2) Show that set {(x,y,z,t) $\in$ $\Re^4$ : - $\infty$<x<+ $\infty$, - $\infty$<y<+ $\infty$, - $\infty$<z<+ $\infty$, t $\in$Q) is a zero subset of $\Re^4$
1) Given m, n and k, the box $[m,m+1]\times[n,n+1]\times[-1/k,1/k]$ has volume 2/k. Taking the intersection over all natural numbers k, you see that the set $\{(x,y,z)\in\mathbb{R}^3:m\leqslant x\leqslant m+1,\ n\leqslant y\leqslant n+1,\ z=0\}$ has measure 0. Now take the (countable) union over all integers m and n.

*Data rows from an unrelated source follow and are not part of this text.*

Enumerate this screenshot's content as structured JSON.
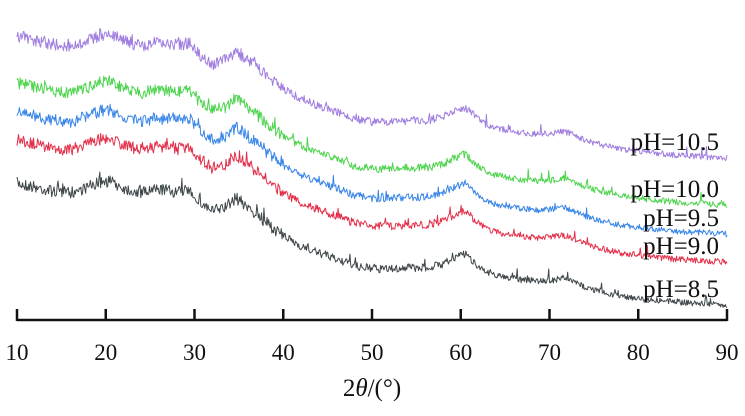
{
  "chart_data": {
    "type": "line",
    "title": "",
    "xlabel_prefix": "2",
    "xlabel_var": "θ",
    "xlabel_suffix": "/(°)",
    "ylabel": "",
    "xlim": [
      10,
      90
    ],
    "xticks": [
      "10",
      "20",
      "30",
      "40",
      "50",
      "60",
      "70",
      "80",
      "90"
    ],
    "y_axis_shown": false,
    "grid": false,
    "legend": "inline labels at right end of each trace",
    "series": [
      {
        "name": "pH=8.5",
        "color": "#3f474a",
        "offset": 0,
        "points": [
          [
            10,
            183
          ],
          [
            12,
            187
          ],
          [
            14,
            191
          ],
          [
            16,
            193
          ],
          [
            18,
            187
          ],
          [
            19.5,
            182
          ],
          [
            20.5,
            181
          ],
          [
            22,
            188
          ],
          [
            24,
            193
          ],
          [
            26,
            189
          ],
          [
            28,
            192
          ],
          [
            29.5,
            190
          ],
          [
            30.5,
            201
          ],
          [
            32,
            211
          ],
          [
            33.5,
            207
          ],
          [
            34.7,
            198
          ],
          [
            36,
            207
          ],
          [
            38,
            222
          ],
          [
            40,
            236
          ],
          [
            42,
            246
          ],
          [
            44,
            253
          ],
          [
            46,
            259
          ],
          [
            48,
            266
          ],
          [
            50,
            269
          ],
          [
            52,
            269
          ],
          [
            54,
            268
          ],
          [
            56,
            268
          ],
          [
            58,
            264
          ],
          [
            59.5,
            257
          ],
          [
            60.5,
            254
          ],
          [
            61.5,
            262
          ],
          [
            63,
            273
          ],
          [
            65,
            277
          ],
          [
            67,
            280
          ],
          [
            69,
            281
          ],
          [
            70.5,
            280
          ],
          [
            71.5,
            278
          ],
          [
            72.5,
            281
          ],
          [
            74,
            287
          ],
          [
            76,
            292
          ],
          [
            78,
            296
          ],
          [
            80,
            298
          ],
          [
            82,
            300
          ],
          [
            84,
            302
          ],
          [
            86,
            303
          ],
          [
            88,
            304
          ],
          [
            90,
            305
          ]
        ]
      },
      {
        "name": "pH=9.0",
        "color": "#e3304a",
        "offset": -43,
        "points": [
          [
            10,
            183
          ],
          [
            12,
            187
          ],
          [
            14,
            191
          ],
          [
            16,
            193
          ],
          [
            18,
            187
          ],
          [
            19.5,
            182
          ],
          [
            20.5,
            181
          ],
          [
            22,
            188
          ],
          [
            24,
            193
          ],
          [
            26,
            189
          ],
          [
            28,
            192
          ],
          [
            29.5,
            190
          ],
          [
            30.5,
            201
          ],
          [
            32,
            211
          ],
          [
            33.5,
            207
          ],
          [
            34.7,
            198
          ],
          [
            36,
            207
          ],
          [
            38,
            222
          ],
          [
            40,
            236
          ],
          [
            42,
            246
          ],
          [
            44,
            253
          ],
          [
            46,
            259
          ],
          [
            48,
            266
          ],
          [
            50,
            269
          ],
          [
            52,
            269
          ],
          [
            54,
            268
          ],
          [
            56,
            268
          ],
          [
            58,
            264
          ],
          [
            59.5,
            257
          ],
          [
            60.5,
            254
          ],
          [
            61.5,
            262
          ],
          [
            63,
            273
          ],
          [
            65,
            277
          ],
          [
            67,
            280
          ],
          [
            69,
            281
          ],
          [
            70.5,
            280
          ],
          [
            71.5,
            278
          ],
          [
            72.5,
            281
          ],
          [
            74,
            287
          ],
          [
            76,
            292
          ],
          [
            78,
            296
          ],
          [
            80,
            298
          ],
          [
            82,
            300
          ],
          [
            84,
            302
          ],
          [
            86,
            303
          ],
          [
            88,
            304
          ],
          [
            90,
            305
          ]
        ]
      },
      {
        "name": "pH=9.5",
        "color": "#3a86e8",
        "offset": -71,
        "points": [
          [
            10,
            183
          ],
          [
            12,
            187
          ],
          [
            14,
            191
          ],
          [
            16,
            193
          ],
          [
            18,
            187
          ],
          [
            19.5,
            182
          ],
          [
            20.5,
            181
          ],
          [
            22,
            188
          ],
          [
            24,
            193
          ],
          [
            26,
            189
          ],
          [
            28,
            192
          ],
          [
            29.5,
            190
          ],
          [
            30.5,
            201
          ],
          [
            32,
            211
          ],
          [
            33.5,
            207
          ],
          [
            34.7,
            198
          ],
          [
            36,
            207
          ],
          [
            38,
            222
          ],
          [
            40,
            236
          ],
          [
            42,
            246
          ],
          [
            44,
            253
          ],
          [
            46,
            259
          ],
          [
            48,
            266
          ],
          [
            50,
            269
          ],
          [
            52,
            269
          ],
          [
            54,
            268
          ],
          [
            56,
            268
          ],
          [
            58,
            264
          ],
          [
            59.5,
            257
          ],
          [
            60.5,
            254
          ],
          [
            61.5,
            262
          ],
          [
            63,
            273
          ],
          [
            65,
            277
          ],
          [
            67,
            280
          ],
          [
            69,
            281
          ],
          [
            70.5,
            280
          ],
          [
            71.5,
            278
          ],
          [
            72.5,
            281
          ],
          [
            74,
            287
          ],
          [
            76,
            292
          ],
          [
            78,
            296
          ],
          [
            80,
            298
          ],
          [
            82,
            300
          ],
          [
            84,
            302
          ],
          [
            86,
            303
          ],
          [
            88,
            304
          ],
          [
            90,
            305
          ]
        ]
      },
      {
        "name": "pH=10.0",
        "color": "#4fd44f",
        "offset": -100,
        "points": [
          [
            10,
            183
          ],
          [
            12,
            187
          ],
          [
            14,
            191
          ],
          [
            16,
            193
          ],
          [
            18,
            187
          ],
          [
            19.5,
            182
          ],
          [
            20.5,
            181
          ],
          [
            22,
            188
          ],
          [
            24,
            193
          ],
          [
            26,
            189
          ],
          [
            28,
            192
          ],
          [
            29.5,
            190
          ],
          [
            30.5,
            201
          ],
          [
            32,
            211
          ],
          [
            33.5,
            207
          ],
          [
            34.7,
            198
          ],
          [
            36,
            207
          ],
          [
            38,
            222
          ],
          [
            40,
            236
          ],
          [
            42,
            246
          ],
          [
            44,
            253
          ],
          [
            46,
            259
          ],
          [
            48,
            266
          ],
          [
            50,
            269
          ],
          [
            52,
            269
          ],
          [
            54,
            268
          ],
          [
            56,
            268
          ],
          [
            58,
            264
          ],
          [
            59.5,
            257
          ],
          [
            60.5,
            254
          ],
          [
            61.5,
            262
          ],
          [
            63,
            273
          ],
          [
            65,
            277
          ],
          [
            67,
            280
          ],
          [
            69,
            281
          ],
          [
            70.5,
            280
          ],
          [
            71.5,
            278
          ],
          [
            72.5,
            281
          ],
          [
            74,
            287
          ],
          [
            76,
            292
          ],
          [
            78,
            296
          ],
          [
            80,
            298
          ],
          [
            82,
            300
          ],
          [
            84,
            302
          ],
          [
            86,
            303
          ],
          [
            88,
            304
          ],
          [
            90,
            305
          ]
        ]
      },
      {
        "name": "pH=10.5",
        "color": "#a07ee0",
        "offset": -147,
        "points": [
          [
            10,
            183
          ],
          [
            12,
            187
          ],
          [
            14,
            191
          ],
          [
            16,
            193
          ],
          [
            18,
            187
          ],
          [
            19.5,
            182
          ],
          [
            20.5,
            181
          ],
          [
            22,
            188
          ],
          [
            24,
            193
          ],
          [
            26,
            189
          ],
          [
            28,
            192
          ],
          [
            29.5,
            190
          ],
          [
            30.5,
            201
          ],
          [
            32,
            211
          ],
          [
            33.5,
            207
          ],
          [
            34.7,
            198
          ],
          [
            36,
            207
          ],
          [
            38,
            222
          ],
          [
            40,
            236
          ],
          [
            42,
            246
          ],
          [
            44,
            253
          ],
          [
            46,
            259
          ],
          [
            48,
            266
          ],
          [
            50,
            269
          ],
          [
            52,
            269
          ],
          [
            54,
            268
          ],
          [
            56,
            268
          ],
          [
            58,
            264
          ],
          [
            59.5,
            257
          ],
          [
            60.5,
            254
          ],
          [
            61.5,
            262
          ],
          [
            63,
            273
          ],
          [
            65,
            277
          ],
          [
            67,
            280
          ],
          [
            69,
            281
          ],
          [
            70.5,
            280
          ],
          [
            71.5,
            278
          ],
          [
            72.5,
            281
          ],
          [
            74,
            287
          ],
          [
            76,
            292
          ],
          [
            78,
            296
          ],
          [
            80,
            298
          ],
          [
            82,
            300
          ],
          [
            84,
            302
          ],
          [
            86,
            303
          ],
          [
            88,
            304
          ],
          [
            90,
            305
          ]
        ]
      }
    ]
  }
}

2) By the same argument as in 1), the set $\{(x,y,z,t)\in\mathbb{R}^4:z=r\}$ has measure 0, for each rational number r. Now take the union over all such r.

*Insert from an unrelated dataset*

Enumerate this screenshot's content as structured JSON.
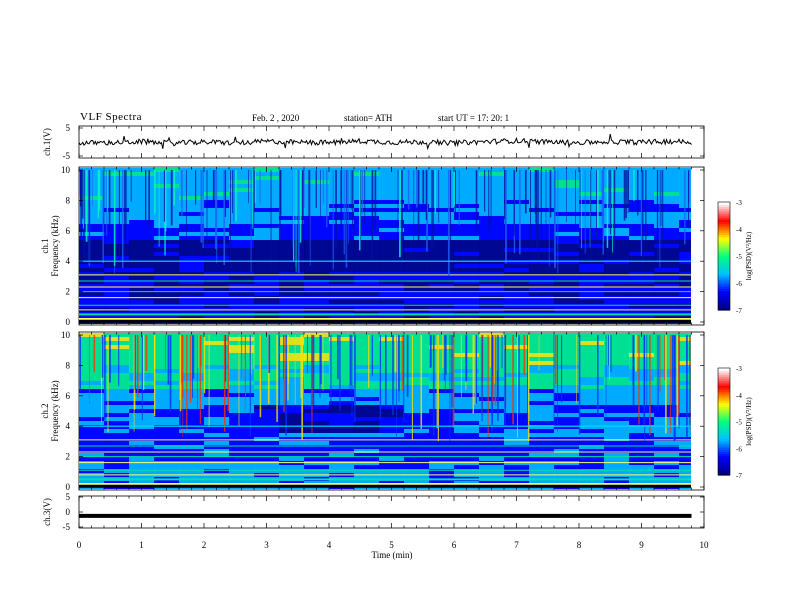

3. In 2), at $\{(x,y,z,t)\in\mathbb{R}^4:z=r\}$ maybe it is t=r instead of z=r ??

4. Originally Posted by SENTINEL4
In 2), at $\{(x,y,z,t)\in\mathbb{R}^4:z=r\}$ maybe it is t=r instead of z=r ??
Yes.

5. Originally Posted by Opalg
1) Given m, n and k, the box $[m,m+1]\times[n,n+1]\times[-1/k,1/k]$ has volume 2/k. Taking the intersection over all natural numbers k, you see that the set $\{(x,y,z)\in\mathbb{R}^3:m\leqslant x\leqslant m+1,\ n\leqslant y\leqslant n+1,\ z=0\}$ has measure 0. Now take the (countable) union over all integers m and n.

2) By the same argument as in 1), the set $\{(x,y,z,t)\in\mathbb{R}^4:z=r\}$ has measure 0, for each rational number r. Now take the union over all such r.
Opalg's eplanation is clear. If I understand Opalg's 1), then by parrallel argument, should 2) be unioned over three indexes?:
2) By the same argument as in 1), the set $\{(x,y,z,t)\in\mathbb{R}^4:t=r\}$ has measure 0, for any rational number r. Now take the (countable) union over all integers m, n and p.